This page covers the Neptune Dataset Collection which is a set of video QA datasets. This collection currently includes the original Neptune dataset and the MINERVA dataset.
MINERVA consists of ~1.5K challenging question-answer-decoy (QAD) sets for variable length videos. For each question, we provide 5 answer choices, as well as detailed, manually-annotated reasoning traces. Every question in MINERVA requires complex reasoning using two or more skills (for example numerical reasoning, temporal reasoning, spatial navigation). Videos also span multiple domains (short films, sports, instructional videos etc), with various video lengths (from 2 minutes to over 1.5 hours). The hand-crafted, detailed reasoning trace accompanying each question outlines the steps that are required to come to the correct answer. These traces include timestamps where necessary to refer to relevant sections of the video, and also describes key actions, objects, as well as outlines logical reasoning steps. More details are provided in our arXiv paper.
We provide a json file that contains the YouTube IDs and annotations.

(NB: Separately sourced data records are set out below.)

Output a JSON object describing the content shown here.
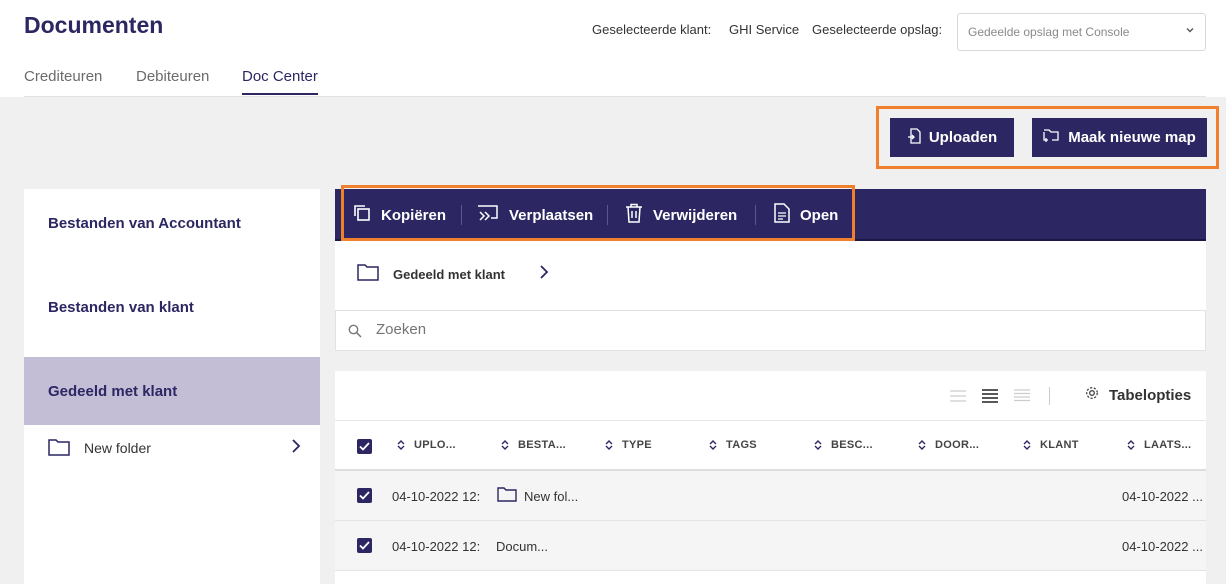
{
  "header": {
    "title": "Documenten",
    "selected_client_label": "Geselecteerde klant:",
    "selected_client": "GHI Service",
    "selected_storage_label": "Geselecteerde opslag:",
    "storage_select_value": "Gedeelde opslag met Console"
  },
  "tabs": [
    "Crediteuren",
    "Debiteuren",
    "Doc Center"
  ],
  "active_tab": "Doc Center",
  "actions": {
    "upload": "Uploaden",
    "new_folder": "Maak nieuwe map"
  },
  "sidebar": {
    "items": [
      "Bestanden van Accountant",
      "Bestanden van klant",
      "Gedeeld met klant"
    ],
    "active": "Gedeeld met klant",
    "folder": "New folder"
  },
  "toolbar": {
    "copy": "Kopiëren",
    "move": "Verplaatsen",
    "delete": "Verwijderen",
    "open": "Open"
  },
  "breadcrumb": "Gedeeld met klant",
  "search": {
    "placeholder": "Zoeken"
  },
  "table_options": "Tabelopties",
  "columns": [
    "UPLO...",
    "BESTA...",
    "TYPE",
    "TAGS",
    "BESC...",
    "DOOR...",
    "KLANT",
    "LAATS..."
  ],
  "rows": [
    {
      "uploaded": "04-10-2022 12:",
      "name": "New fol...",
      "is_folder": true,
      "last": "04-10-2022 ..."
    },
    {
      "uploaded": "04-10-2022 12:",
      "name": "Docum...",
      "is_folder": false,
      "last": "04-10-2022 ..."
    }
  ],
  "colors": {
    "primary": "#2c2763",
    "highlight": "#f07f2e",
    "active_sidebar": "#c3bdd6"
  }
}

The json file contains the following fields:
- key: Unique identifier for each question
- video_id: YouTube URL
- question: Free-form question
- answer: Free-form answer
- answer_choice_{i}: Decoys for MCQ evaluation, i in range(0,4)
- answer_id: ID of the correct answer in the decoys
- reasoning: Detailed reasoning trace
- question type: A comma-separated list of multiple skills needed to answer the question
- split: Coarse video domain
- category: Fine-grained video domain
@article{minerva25,
title={MINERVA: Evaluating Complex Video Reasoning},
author={Nagrani, Arsha and Menon, Sachit and Iscen, Ahmet and Buch, Shyamal and Mehran, Ramin and Jha, Nilpa and Hauth, Anja and Zhu, Yukun and Vondrick, Carl and Sirotenko, Mikhail and Schmid, Cordelia and Weyand, Tobias},
journal={arXiv preprint arXiv:2505.00681},
year={2025}
}
Neptune is a dataset consisting of challenging question-answer-decoy (QAD) sets for variable length videos (up to 15 minutes). The goal of this dataset is to test video-language models for a broad range of long video reasoning abilities, which are provided as "question type" labels for each question, for example "video summarization", "temporal ordering", "state changes" and "creator intent" amongst others. More details are provided in our arXiv paper.
Neptune allows for two modes of evaluation: multiple-choice and open-ended question answering. For the latter, we provide our own open-ended metric based on Gemma, called Gemma Equivalence Metric (GEM).
Neptune was created using a semi-automatic pipeline, which involves careful prompting of large LLMs and VLMs, including Gemini. See more details provided in the paper.
Neptune has more than 3,200 questions for over 2,400 videos.
We provide links to json files that contain the YouTube IDs and annotations for each split below. Please see the paper for details regarding each split.
The json files contains the following fields:
- key: Unique identifier for each question
- video_id: YouTube URL
- question: Free-form question
- answer: Free-form answer
- answer_choice_{i}: Decoys for MCQ evaluation, i in range(0,4)
- answer_id: ID of the correct answer in the decoys
- question type: Question type
Multiple choice evaluation involves selecting the answer from 5 options (including 4 decoys) and using accuracy as the metric.
For open-ended evaluation, we create a new language model based metric, called the Gemma Equivalence Metric (GEM). We do this by fine tuning a Gemma checkpoint on the BEM answer equivalence dataset and prompt it to determine if a produced answer is equivalent to the ground truth.
@article{neptune24,
title={Neptune: The Long Orbit to Benchmarking Long Video Understanding},
author={Nagrani, Arsha and Zhang, Mingda and Mehran, Ramin and Hornung, Rachel and Gundavarapu, Nitesh Bharadwaj and Jha, Nilpa and Myers, Austin and Zhou, Xingyi and Gong, Boqing and Schmid, Cordelia and Sirotenko, Mikhail and Zhu, Yukun and Weyand, Tobias},
journal={arXiv preprint arXiv:2412.09582},
year={2024},
}
Copyright 2024 DeepMind Technologies Limited
All software is licensed under the Apache License, Version 2.0 (Apache 2.0); you may not use this file except in compliance with the Apache 2.0 license. You may obtain a copy of the Apache 2.0 license at: https://www.apache.org/licenses/LICENSE-2.0
All other materials are licensed under the Creative Commons Attribution 4.0 International License (CC-BY). You may obtain a copy of the CC-BY license at: https://creativecommons.org/licenses/by/4.0/legalcode
Unless required by applicable law or agreed to in writing, all software and materials distributed here under the Apache 2.0 or CC-BY licenses are distributed on an "AS IS" BASIS, WITHOUT WARRANTIES OR CONDITIONS OF ANY KIND, either express or implied. See the licenses for the specific language governing permissions and limitations under those licenses.
This is not an official Google product.